Scenario: Secure AWS root and privileged EC2 admin access across cloud and on-prem servers using a PAM vendor (example: CyberArk).

Steps:

  1. Onboard AWS root and cloud admin accounts into the PAM vault. Configure vault to store credentials and provide API access for rotation.

  2. Enable automatic credential rotation for AWS root and privileged IAM users so credentials can’t be reused after compromise.

  3. Set up check-out or session launch: users either check out ephemeral credentials after approval or launch a recorded session through the PAM broker.

  4. Implement session recording and monitoring for all RDP/SSH/admin console sessions on EC2 and on-prem servers. Recordings are stored in the PAM audit store for review.

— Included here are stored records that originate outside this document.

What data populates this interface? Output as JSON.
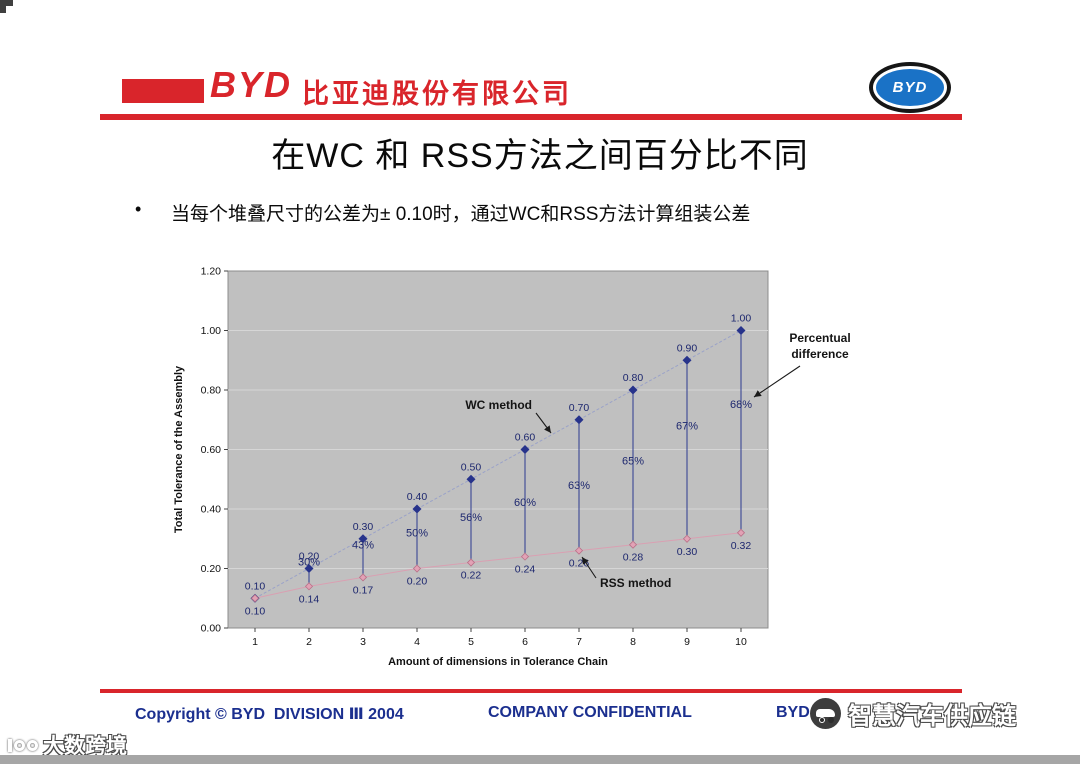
{
  "header": {
    "logo_text": "BYD",
    "company_name": "比亚迪股份有限公司",
    "badge_text": "BYD"
  },
  "title": "在WC 和 RSS方法之间百分比不同",
  "bullet_marker": "•",
  "bullet": "当每个堆叠尺寸的公差为± 0.10时，通过WC和RSS方法计算组装公差",
  "chart_data": {
    "type": "line",
    "x": [
      1,
      2,
      3,
      4,
      5,
      6,
      7,
      8,
      9,
      10
    ],
    "xlabel": "Amount of dimensions in Tolerance Chain",
    "ylabel": "Total Tolerance of the Assembly",
    "ylim": [
      0,
      1.2
    ],
    "ytick_step": 0.2,
    "plot_bg": "#c0c0c0",
    "grid": "horizontal",
    "legend": "none",
    "series": [
      {
        "name": "WC method",
        "color": "#27338b",
        "marker": "diamond",
        "values": [
          0.1,
          0.2,
          0.3,
          0.4,
          0.5,
          0.6,
          0.7,
          0.8,
          0.9,
          1.0
        ],
        "labels": [
          "0.10",
          "0.20",
          "0.30",
          "0.40",
          "0.50",
          "0.60",
          "0.70",
          "0.80",
          "0.90",
          "1.00"
        ]
      },
      {
        "name": "RSS method",
        "color": "#e2a2b5",
        "marker": "diamond",
        "values": [
          0.1,
          0.14,
          0.17,
          0.2,
          0.22,
          0.24,
          0.26,
          0.28,
          0.3,
          0.32
        ],
        "labels": [
          "0.10",
          "0.14",
          "0.17",
          "0.20",
          "0.22",
          "0.24",
          "0.26",
          "0.28",
          "0.30",
          "0.32"
        ]
      }
    ],
    "percent_labels": [
      {
        "n": 2,
        "v": 0.21,
        "text": "30%"
      },
      {
        "n": 3,
        "v": 0.267,
        "text": "43%"
      },
      {
        "n": 4,
        "v": 0.307,
        "text": "50%"
      },
      {
        "n": 5,
        "v": 0.36,
        "text": "56%"
      },
      {
        "n": 6,
        "v": 0.41,
        "text": "60%"
      },
      {
        "n": 7,
        "v": 0.467,
        "text": "63%"
      },
      {
        "n": 8,
        "v": 0.55,
        "text": "65%"
      },
      {
        "n": 9,
        "v": 0.667,
        "text": "67%"
      },
      {
        "n": 10,
        "v": 0.74,
        "text": "68%"
      }
    ],
    "annotations": {
      "wc": "WC method",
      "rss": "RSS method",
      "pct_line1": "Percentual",
      "pct_line2": "difference"
    }
  },
  "footer": {
    "left": "Copyright © BYD  DIVISION Ⅲ 2004",
    "center": "COMPANY CONFIDENTIAL",
    "right": "BYD"
  },
  "watermarks": {
    "bottom_left": "大数跨境",
    "bottom_right": "智慧汽车供应链"
  },
  "colors": {
    "brand_red": "#d9252b",
    "footer_blue": "#1b2f8f",
    "wc_navy": "#27338b",
    "rss_pink": "#e2a2b5",
    "plot_bg": "#c0c0c0"
  }
}
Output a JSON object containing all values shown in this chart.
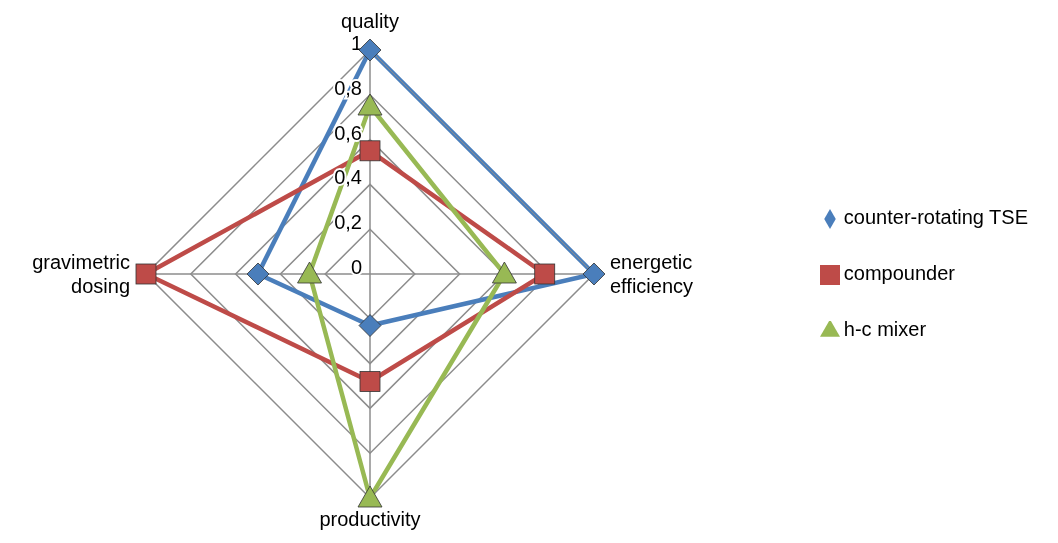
{
  "chart_data": {
    "type": "radar",
    "categories": [
      "quality",
      "energetic efficiency",
      "productivity",
      "gravimetric dosing"
    ],
    "series": [
      {
        "name": "counter-rotating TSE",
        "color": "#4a7ebb",
        "values": [
          1,
          1,
          0.23,
          0.5
        ],
        "marker": "diamond"
      },
      {
        "name": "compounder",
        "color": "#be4b48",
        "values": [
          0.55,
          0.78,
          0.48,
          1
        ],
        "marker": "square"
      },
      {
        "name": "h-c mixer",
        "color": "#98b954",
        "values": [
          0.75,
          0.6,
          1,
          0.27
        ],
        "marker": "triangle"
      }
    ],
    "ylim": [
      0,
      1
    ],
    "yticks": [
      {
        "value": 0,
        "label": "0"
      },
      {
        "value": 0.2,
        "label": "0,2"
      },
      {
        "value": 0.4,
        "label": "0,4"
      },
      {
        "value": 0.6,
        "label": "0,6"
      },
      {
        "value": 0.8,
        "label": "0,8"
      },
      {
        "value": 1,
        "label": "1"
      }
    ],
    "grid": true,
    "legend": "right"
  }
}
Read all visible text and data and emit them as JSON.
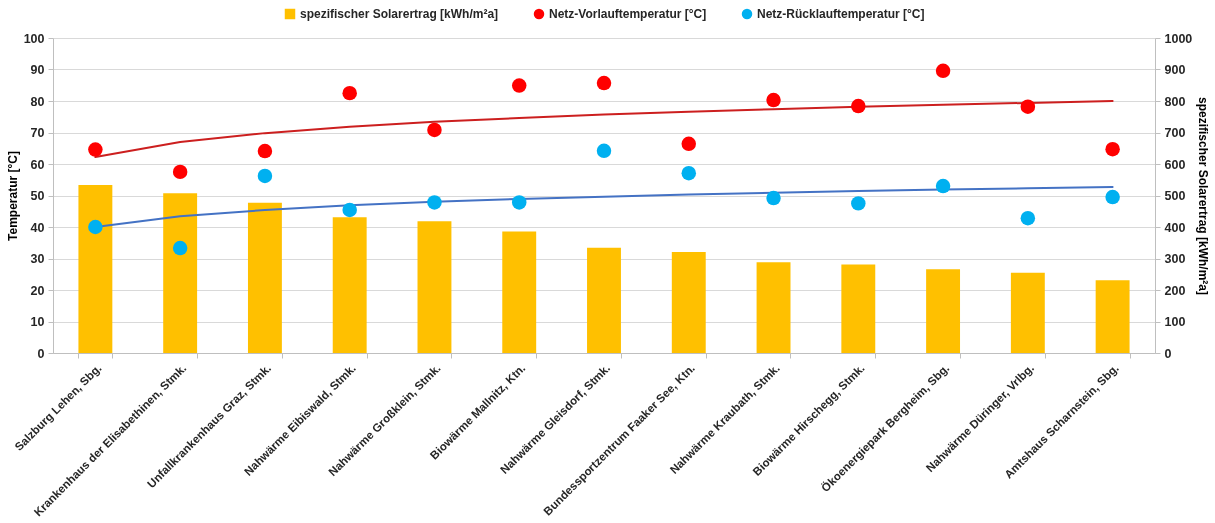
{
  "chart_data": {
    "type": "bar",
    "categories": [
      "Salzburg Lehen, Sbg.",
      "Krankenhaus der Elisabethinen, Stmk.",
      "Unfallkrankenhaus Graz, Stmk.",
      "Nahwärme Eibiswald, Stmk.",
      "Nahwärme Großklein, Stmk.",
      "Biowärme Mallnitz, Ktn.",
      "Nahwärme Gleisdorf, Stmk.",
      "Bundessportzentrum Faaker See, Ktn.",
      "Nahwärme Kraubath, Stmk.",
      "Biowärme Hirschegg, Stmk.",
      "Ökoenergiepark Bergheim, Sbg.",
      "Nahwärme Düringer, Vrlbg.",
      "Amtshaus Scharnstein, Sbg."
    ],
    "series": [
      {
        "name": "spezifischer Solarertrag [kWh/m²a]",
        "axis": "y2",
        "color": "#ffc000",
        "values": [
          533,
          507,
          477,
          431,
          418,
          386,
          334,
          321,
          288,
          281,
          266,
          255,
          231
        ]
      },
      {
        "name": "Netz-Vorlauftemperatur [°C]",
        "type": "scatter",
        "marker": "circle",
        "color": "#ff0000",
        "values": [
          64.6,
          57.5,
          64.1,
          82.5,
          70.8,
          84.9,
          85.7,
          66.4,
          80.3,
          78.4,
          89.6,
          78.2,
          64.7
        ]
      },
      {
        "name": "Netz-Rücklauftemperatur [°C]",
        "type": "scatter",
        "marker": "circle",
        "color": "#00b0f0",
        "values": [
          40,
          33.3,
          56.2,
          45.4,
          47.8,
          47.8,
          64.2,
          57.1,
          49.2,
          47.5,
          53,
          42.8,
          49.5
        ]
      },
      {
        "type": "line",
        "marker": "none",
        "color": "#cc1f1f",
        "values": [
          62.2,
          67.0,
          69.8,
          71.8,
          73.4,
          74.6,
          75.7,
          76.6,
          77.4,
          78.2,
          78.8,
          79.4,
          80.0
        ]
      },
      {
        "type": "line",
        "marker": "none",
        "color": "#4472c4",
        "values": [
          40.0,
          43.4,
          45.4,
          46.9,
          48.0,
          48.9,
          49.6,
          50.3,
          50.9,
          51.4,
          51.9,
          52.3,
          52.7
        ]
      }
    ],
    "ylabel": "Temperatur [°C]",
    "y2label": "spezifischer Solarertrag [kWh/m²a]",
    "ylim": [
      0,
      100
    ],
    "yticks": [
      0,
      10,
      20,
      30,
      40,
      50,
      60,
      70,
      80,
      90,
      100
    ],
    "y2lim": [
      0,
      1000
    ],
    "y2ticks": [
      0,
      100,
      200,
      300,
      400,
      500,
      600,
      700,
      800,
      900,
      1000
    ],
    "grid": "y",
    "legend": "top"
  }
}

  5. Integrate PAM with IdP (Azure AD) for SSO to the PAM portal and enforce conditional access before session launch.

  6. Automate secrets lifecycle (rotate, retire, re-issue) and feed key events into SIEM for detection.

Outcome: Credentials are no longer long-lived secrets on user machines; sessions are auditable and can be terminated if suspicious behavior is detected.

Conclusion — Which is more secure?

There’s no single answer: PIM and PAM are complementary. PIM reduces the human standing privilege footprint (who has admin roles and when), while PAM protects the credentials and sessions that attackers target. The strongest posture uses both: PIM to minimize standing privileges and require governance/approval, and PAM to vault, rotate and monitor credentials and sessions. Treat them as layered controls — together they make privileged compromise far harder.

Final recommendations

  • Start with role inventory and a PIM plan to remove standing privileges. Microsoft Learn

  • Add a PAM solution to vault and rotate critical credentials and to record privileged sessions. CyberArk

  • Integrate logs from both into your SIEM; run automated access reviews and alert on unusual activations or session behavior.